Small plates, big ideas: New effort to bring business to Durham restaurants

DURHAM, N.C. (WTVD) -- A special weekly dining event comes to Durham as local restaurants and bars collaborate despite challenges brought about by the COVID-19 Pandemic.

Starting Wednesday, The Small Plate Crawl is a new effort by Durham dining establishments to attract customers to their businesses. Each Thursday, participating locations will offer a special item centered around the idea of a "small plate."

According to Theresa Norris of M Pocha, the hope of those participating is that patrons enjoy the small plate specials offered by multiple different restaurants and bars.

"We're very thankful for the support of the community. Restaurants really need our help right now between the slow months from COVID and the weather," Norris said.

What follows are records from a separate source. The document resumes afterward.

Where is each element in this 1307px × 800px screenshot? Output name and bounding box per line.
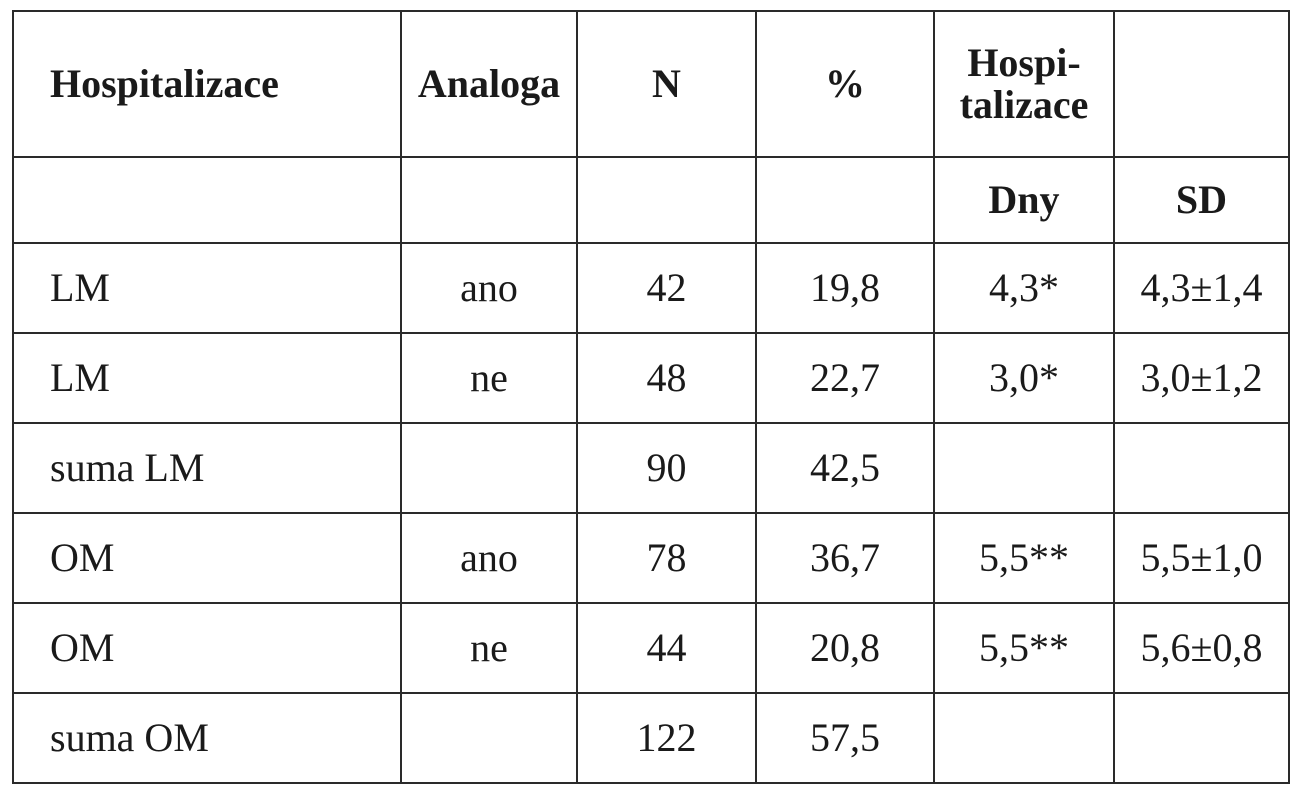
table-row: LM ne 48 22,7 3,0* 3,0±1,2 bbox=[12, 332, 1290, 424]
cell-analoga: ano bbox=[400, 242, 578, 334]
cell-percent: 36,7 bbox=[755, 512, 935, 604]
cell-dny bbox=[933, 692, 1115, 784]
cell-analoga bbox=[400, 422, 578, 514]
cell-percent: 57,5 bbox=[755, 692, 935, 784]
cell-sd: 4,3±1,4 bbox=[1113, 242, 1290, 334]
header-percent: % bbox=[755, 10, 935, 158]
table-subheader-row: Dny SD bbox=[12, 156, 1290, 244]
cell-dny: 3,0* bbox=[933, 332, 1115, 424]
cell-dny: 4,3* bbox=[933, 242, 1115, 334]
cell-n: 90 bbox=[576, 422, 757, 514]
cell-analoga bbox=[400, 692, 578, 784]
cell-dny: 5,5** bbox=[933, 602, 1115, 694]
cell-percent: 20,8 bbox=[755, 602, 935, 694]
cell-n: 78 bbox=[576, 512, 757, 604]
cell-group: LM bbox=[12, 242, 402, 334]
subheader-empty-1 bbox=[12, 156, 402, 244]
cell-percent: 42,5 bbox=[755, 422, 935, 514]
header-hospitalizace: Hospitalizace bbox=[12, 10, 402, 158]
cell-dny: 5,5** bbox=[933, 512, 1115, 604]
table-header-row: Hospitalizace Analoga N % Hospi-talizace bbox=[12, 10, 1290, 158]
cell-analoga: ne bbox=[400, 602, 578, 694]
cell-analoga: ne bbox=[400, 332, 578, 424]
header-hospitalizace-line1: Hospi- bbox=[967, 40, 1081, 85]
cell-group: LM bbox=[12, 332, 402, 424]
header-blank bbox=[1113, 10, 1290, 158]
table-row: suma OM 122 57,5 bbox=[12, 692, 1290, 784]
subheader-empty-3 bbox=[576, 156, 757, 244]
subheader-sd: SD bbox=[1113, 156, 1290, 244]
cell-sd: 5,5±1,0 bbox=[1113, 512, 1290, 604]
cell-group: OM bbox=[12, 512, 402, 604]
hospitalization-table: Hospitalizace Analoga N % Hospi-talizace… bbox=[12, 10, 1290, 784]
table-row: OM ano 78 36,7 5,5** 5,5±1,0 bbox=[12, 512, 1290, 604]
header-hospitalizace-split: Hospi-talizace bbox=[933, 10, 1115, 158]
cell-group: suma OM bbox=[12, 692, 402, 784]
header-hospitalizace-line2: talizace bbox=[959, 82, 1089, 127]
cell-dny bbox=[933, 422, 1115, 514]
cell-sd bbox=[1113, 692, 1290, 784]
cell-n: 44 bbox=[576, 602, 757, 694]
cell-group: OM bbox=[12, 602, 402, 694]
cell-analoga: ano bbox=[400, 512, 578, 604]
cell-group: suma LM bbox=[12, 422, 402, 514]
cell-sd: 5,6±0,8 bbox=[1113, 602, 1290, 694]
cell-percent: 22,7 bbox=[755, 332, 935, 424]
table-row: OM ne 44 20,8 5,5** 5,6±0,8 bbox=[12, 602, 1290, 694]
header-analoga: Analoga bbox=[400, 10, 578, 158]
subheader-empty-2 bbox=[400, 156, 578, 244]
subheader-dny: Dny bbox=[933, 156, 1115, 244]
table-row: LM ano 42 19,8 4,3* 4,3±1,4 bbox=[12, 242, 1290, 334]
cell-percent: 19,8 bbox=[755, 242, 935, 334]
cell-n: 42 bbox=[576, 242, 757, 334]
subheader-empty-4 bbox=[755, 156, 935, 244]
cell-n: 48 bbox=[576, 332, 757, 424]
header-n: N bbox=[576, 10, 757, 158]
table-row: suma LM 90 42,5 bbox=[12, 422, 1290, 514]
cell-sd bbox=[1113, 422, 1290, 514]
cell-sd: 3,0±1,2 bbox=[1113, 332, 1290, 424]
cell-n: 122 bbox=[576, 692, 757, 784]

So this is to help promote to go to multiple restaurants in one night so that everyone can get some help."

The event is a collaboration of downtown Durham eating and drinking establishments and according to Elizabeth Turnbull, bar director and owner of COPA, the crawl is an opportunity for these restaurants and bars to work together while drumming up business.

"It's something that I think is part of what makes Durham so special," Turnbull said. "Instead of all of us trying to fight each other for a larger piece of a small pie right now, we're all saying, 'Hey, how can we just get more pie for everybody?'"

The idea for the Small Plate Crawl began when Durham chef Matthew Kelly approached Turnbull about joining forces on an event, Turnbull said. The idea grew larger as Turnbull invited more area restaurants to join and decided the effort would be more effective as a weekly event rather than one time only.

Turnbull said she hopes the crawl not only benefits customers and local businesses but also lifts the spirits of their workers and owners.

"We need the business, but the other part that I think that's really cool about this is that I think it's a really good morale boost and an encouragement for people in the industry who have been feeling maybe worn thin or like they're showing up to work and there's not a lot of reward for that," Turnbull said.